Compared with bank time deposits, fund investment is more suitable for long-term investment, because its expected rate of return is higher than that of bank time deposits, which can bring more benefits to investors. At the same time, investors who hold funds for a long time can get good dividends.

Of course, when investors invest in long-term funds, they can take the form of fixed investment, that is, investing in designated open-end funds at a fixed time and a fixed amount, and increasing their holding shares through continuous buying, so as to evenly share the cost of holding positions and spread risks, thus achieving the smile curve effect when the funds rebound. At the same time, when investing in fixed investment funds, there are the following skills:

1. Choose a fund with large fluctuations to make a fixed investment.

In the process of fixed investment, investors should choose funds with large volatility, such as stock funds and index funds, which are more likely to produce smile curve effect, while money funds and bond funds are less volatile and relatively stable, which is not suitable for fixed investment operation and more suitable for one-time purchase.
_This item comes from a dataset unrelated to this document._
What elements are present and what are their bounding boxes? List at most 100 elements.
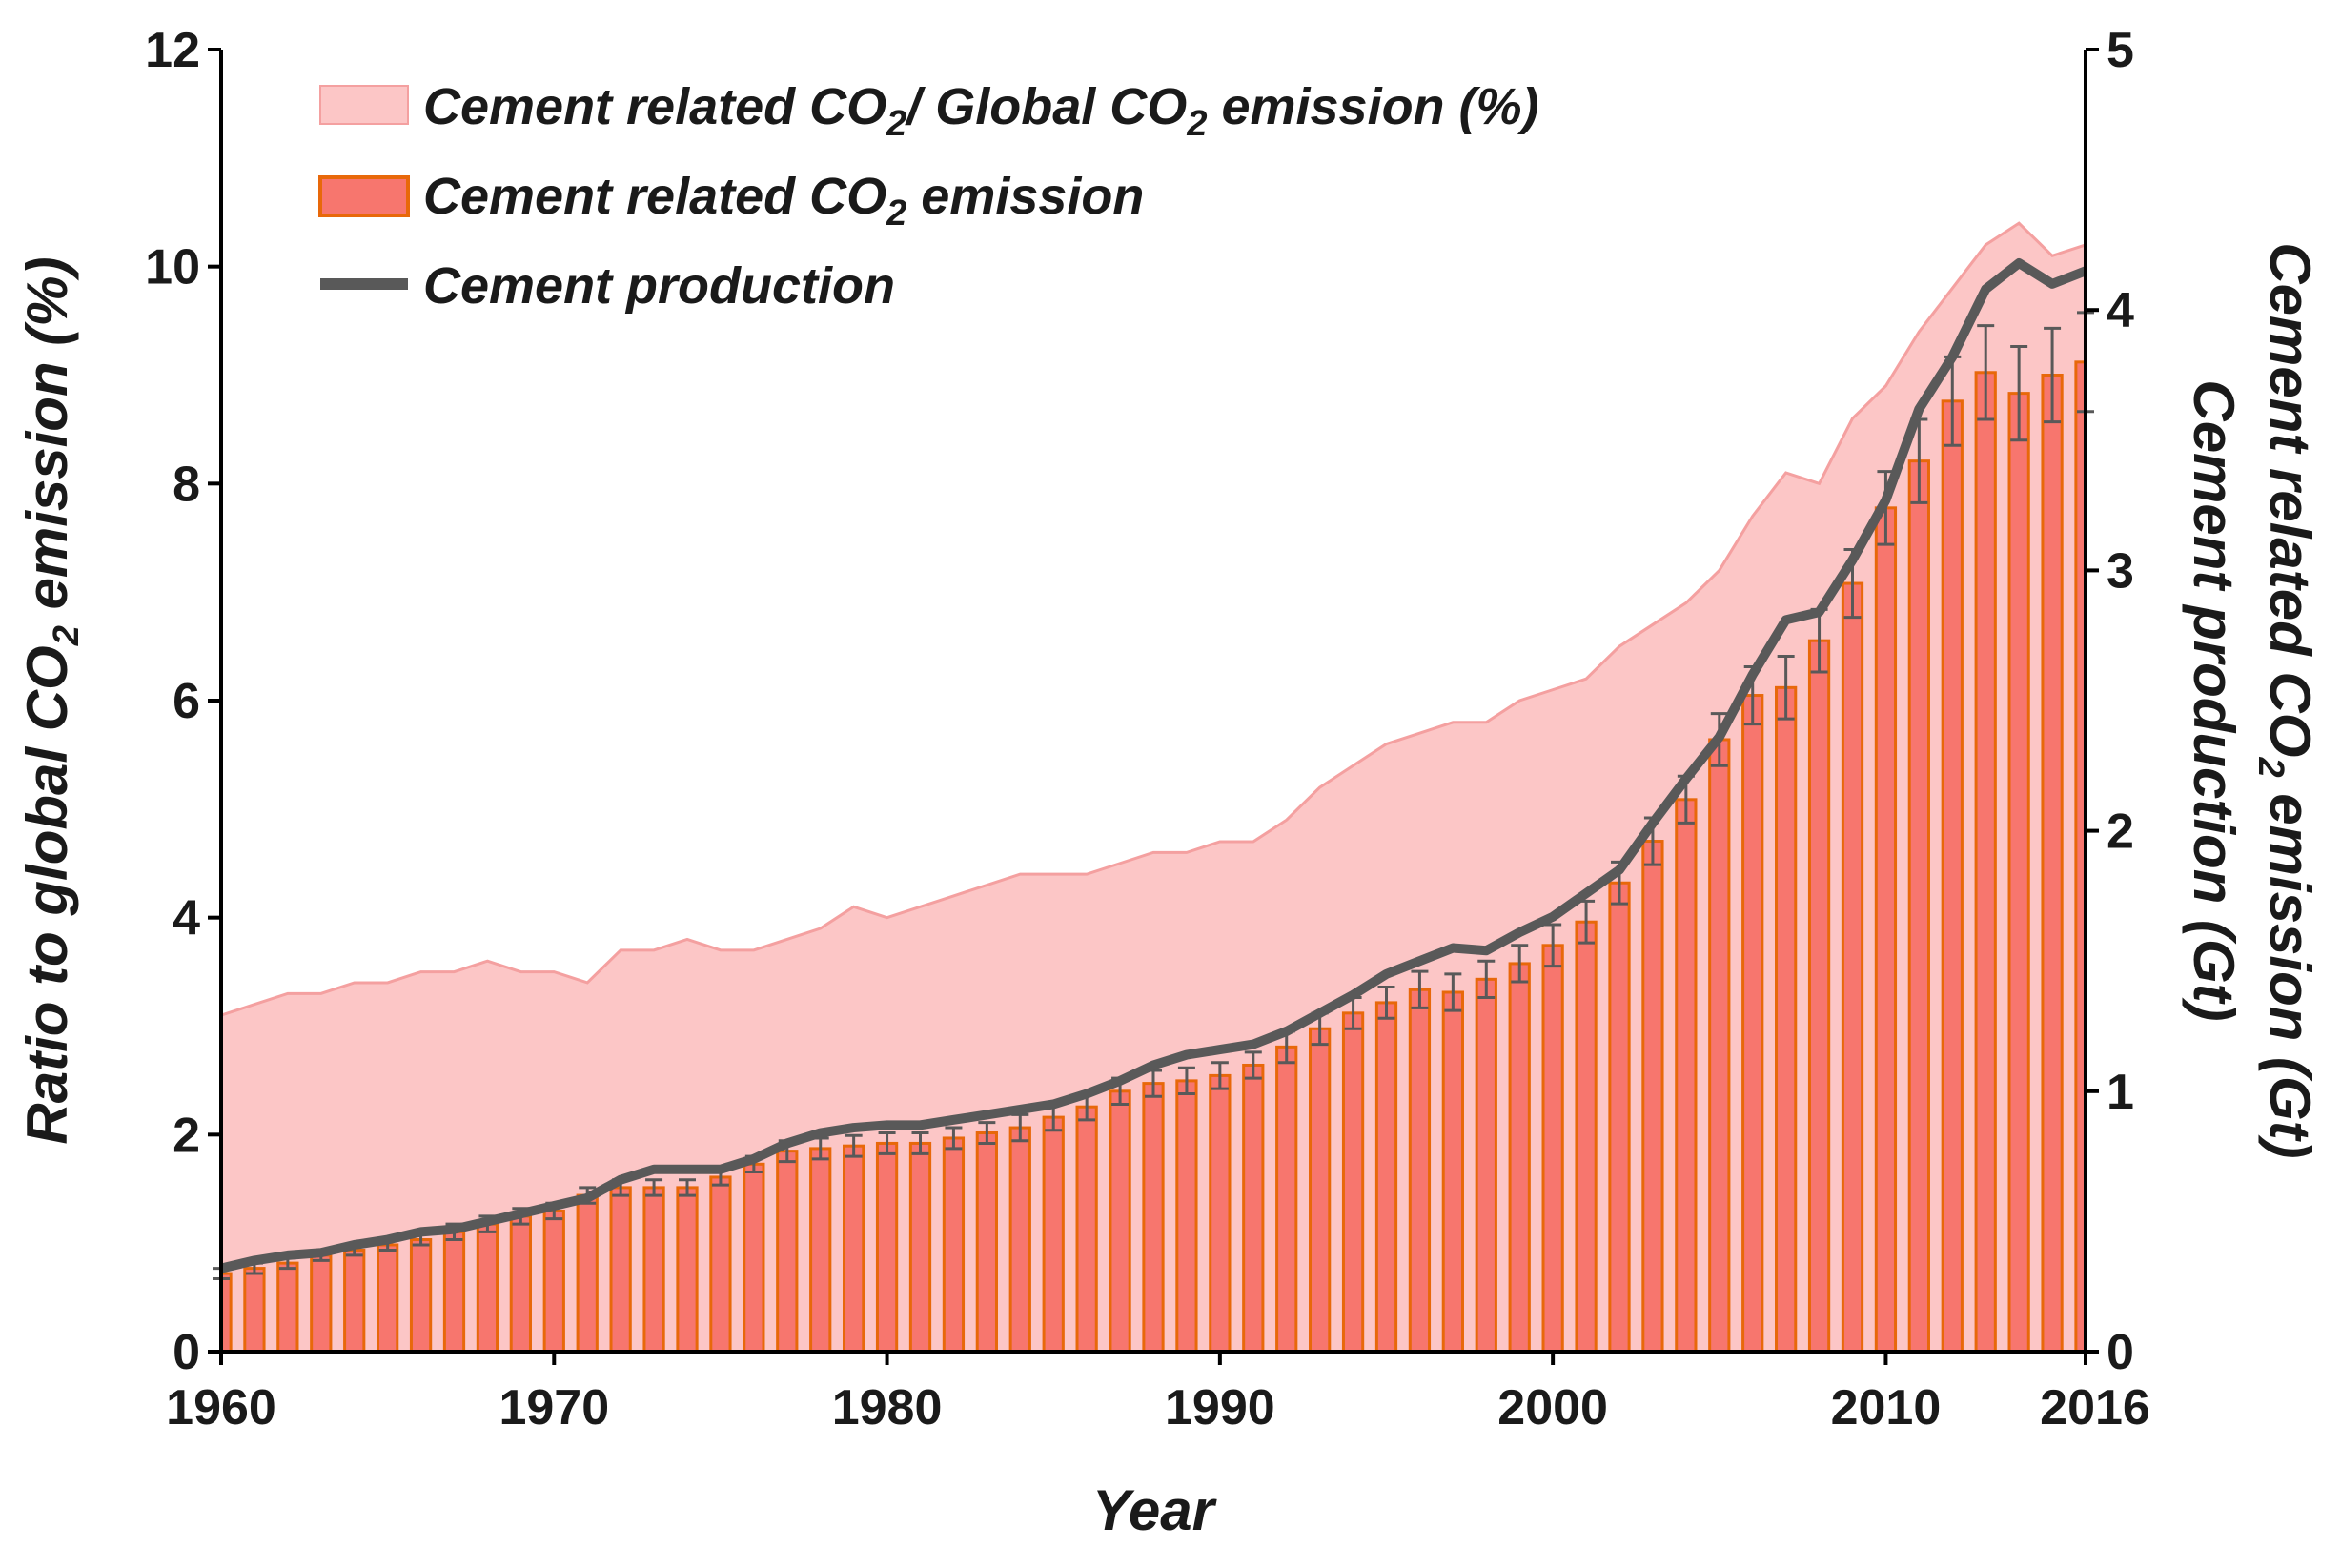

2. Make a fixed investment in the downward channel of the fund.

Investors should choose to make a fixed investment when the fund is in the downward channel and make a fixed investment when the fund is in the downward channel. By continuously increasing the share of positions, they can reduce their position costs, spread risks, wait for the rebound of the fund's net value and realize the smile curve effect. However, fixed investment during the fund's rise will increase their position cost and risk.

3. Stop profit and stop loss during the fixed investment process.

In the process of fixed investment, investors can set a take profit position to ensure income. However, the fixed investment of the fund is characterized by long-term, compound interest and average cost. Therefore, there is no need to set a stop loss in the process of fixed investment.

4. Choose the dividend reinvestment method.

Investors can change the dividend distribution method of fixed investment funds into dividend reinvestment, and realize the compound interest effect by increasing the holding share.

5. Choose a fund with low valuation for fixed investment.

Choose index funds with low fund valuation for fixed investment. The lower the valuation of the fund, the smaller the bubble, and the less risk investors take. At the same time, funds with low valuations have more room for growth in the later period.